It was the month of March, 2017, when I went to Lake Cuitzeo to check up on our migratory waterfowl and shorebirds one last time before they travelled north to breed. But that time, I was shocked to find that about half the birds I had expected were missing — along with half the lake.

Lake Cuitzeo is Mexico’s second largest lake, and its uniformly shallow waters make it a powerful magnet for dabbling ducks and shorebirds. But that same shallowness makes the lake extremely vulnerable to drought, and the shallower western half sometimes dries up completely in years with low rains. Back in 2017 I was shocked to find only 15 ducks over the course of the morning, when I had hoped to find hundreds, or even thousands.

I knew that the 2020-2021 winter would be worse for the lake than the 2016-2017 winter. But I had a little hope the western half of the lake might still have some water through the New Year. Such hope was unjustified; by late November, there was no water to be seen there.

This was once my lake.

Oddly enough, this time it was the very severity of the drought that made the lake continue to work as habitat for dabbling ducks. Back in 2017, the eastern half had managed to remain too deep for the dabbling ducks, even when the western half had completely disappeared. But here in 2020, the eastern half is also suffering the effects of drought — leaving it shallow enough to keep a fair number of Teals, Pintails, and Shovelers happy. We may not be talking about the thousands of ducks I could see in a good year, but it is certainly possible to still see hundreds.

Northerners might not expect to see Northern Pintails and White-faced Ibises together. But in Mexico you certainly can.
I saw more Cinnamon Teals than usual. Which is a good thing.

Shorebirds have taken more of a hit. I saw no Peeps (small Sandpipers), or Plovers of any size (except for many Killdeers). Normally abundant Long-billed Dowitchers and Black-necked Stilts were limited to a three small flocks flying by. But the American Avocets were more numerous than I had ever seen.

Just a few of the American Avocets I saw.

The best activity was to be found in the reedbeds along the non-tollroad lake crossing. There were large flocks of Brown-headed Cowbirds and Yellow-headed Blackbirds, with some Red-winged Blackbirds in the mix.

Just part of one flock
Up close, you could see mostly Yellow-headed Blackbirds, but with some Cowbirds mixed in.

Down among the reeds, smaller birds could be just as exciting.

This was my best photo of a Marsh Wren for the day.
But this one was more fun. Kind of shows how we have all felt in 2020, doesn’t it?

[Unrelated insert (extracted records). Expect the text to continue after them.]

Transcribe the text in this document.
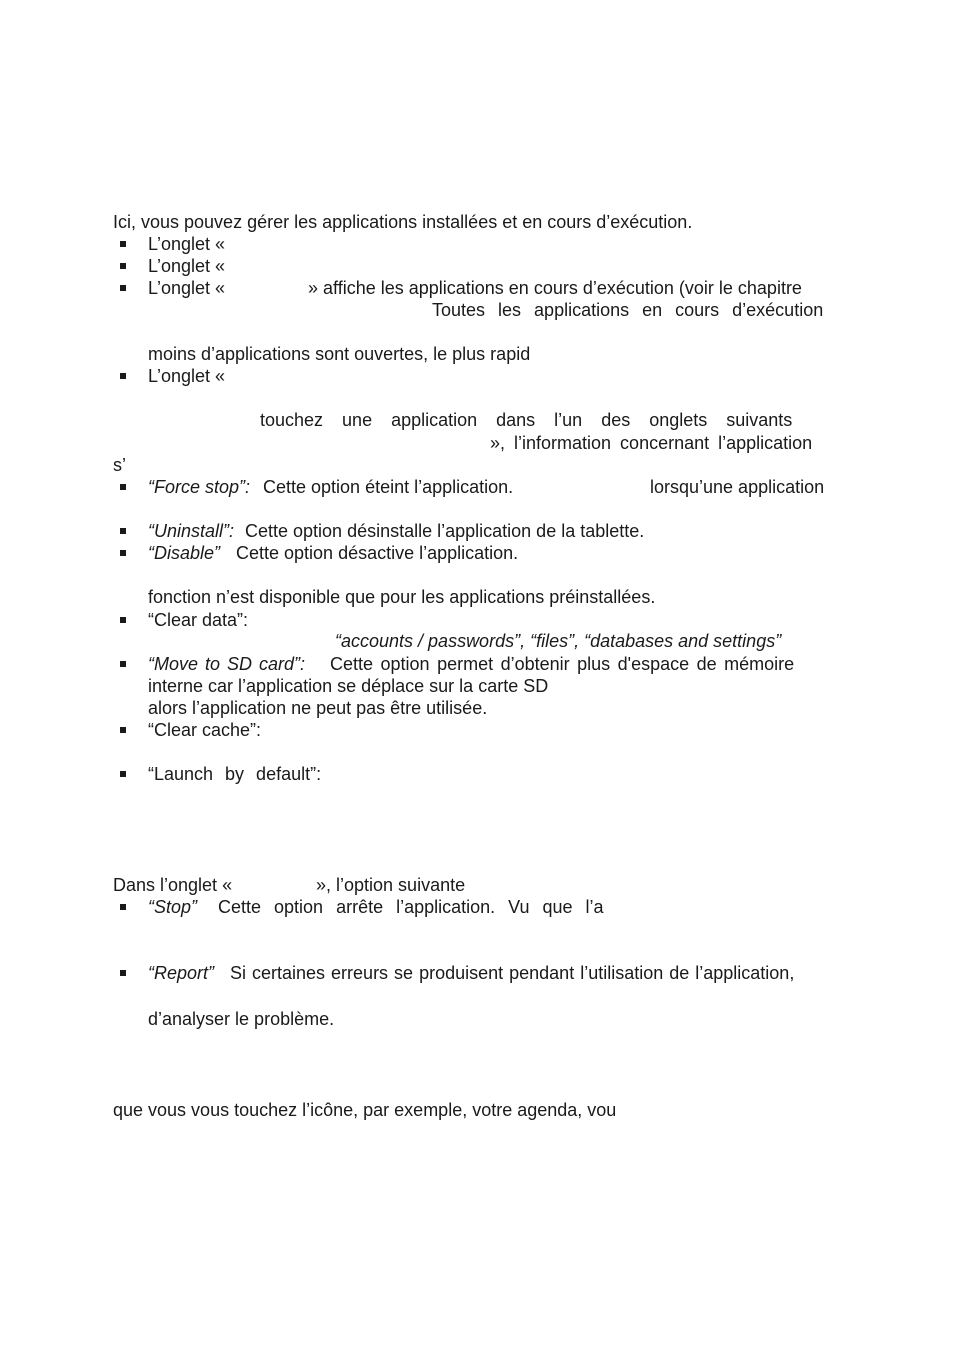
Ici, vous pouvez gérer les applications installées et en cours d’exécution.
L’onglet «
L’onglet «
L’onglet «	» affiche les applications en cours d’exécution (voir le chapitre
Toutes les applications en cours d’exécution
moins d’applications sont ouvertes, le plus rapid
L’onglet «
touchez une application dans l’un des onglets suivants
», l’information concernant l’application
s’
“Force stop”: Cette option éteint l’application.	lorsqu’une application
“Uninstall”: Cette option désinstalle l’application de la tablette.
“Disable” Cette option désactive l’application.
fonction n’est disponible que pour les applications préinstallées.
“Clear data”:
“accounts / passwords”, “files”, “databases and settings”
“Move to SD card”: Cette option permet d’obtenir plus d'espace de mémoire
interne car l’application se déplace sur la carte SD
alors l’application ne peut pas être utilisée.
“Clear cache”:
“Launch by default”:
Dans l’onglet «	», l’option suivante
“Stop” Cette option arrête l’application. Vu que l’a
“Report” Si certaines erreurs se produisent pendant l’utilisation de l’application,
d’analyser le problème.
que vous vous touchez l’icône, par exemple, votre agenda, vou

2020 has been a surprisingly great year for seeing our micro-endemic Black-polled Yellowthroat around Lake Cuitzeo. Apparently, they were there all along, but I didn’t know how to find them. I suspect the lake’s shrinking habitat options has forced them closer to the road.

This one is a male.
And here is a female.

So far, the eastern half of the lake still has enough water to hold on to its deeper-water denizens, including Clark’s Grebes and American Coots. A good Coot take-off can brighten up one’s day, so I’ll show those photos last.

This Clark’s Grebe is an immature.
And there goes the Coot!

Written by Paul Lewis
Paul Lewis moved from California to Mexico in 1983. He lived first in Mexicali, and now lives in the historic city of Morelia (about halfway between Guadalajara and Mexico City), where he and his wife pastor a small church. He is the author of an internationally distributed book in Spanish about family finances and has recorded four albums in Spanish of his own songs. But every Monday, he explores the wonderful habitats and birds found within an hour of his house, in sites which go from 3,000 to 10,000 feet of altitude. These habitats include freshwater wetlands, savannah grasslands, and pine, oak, pine/oak, pine/fir, cloud, and tropical scrub forests.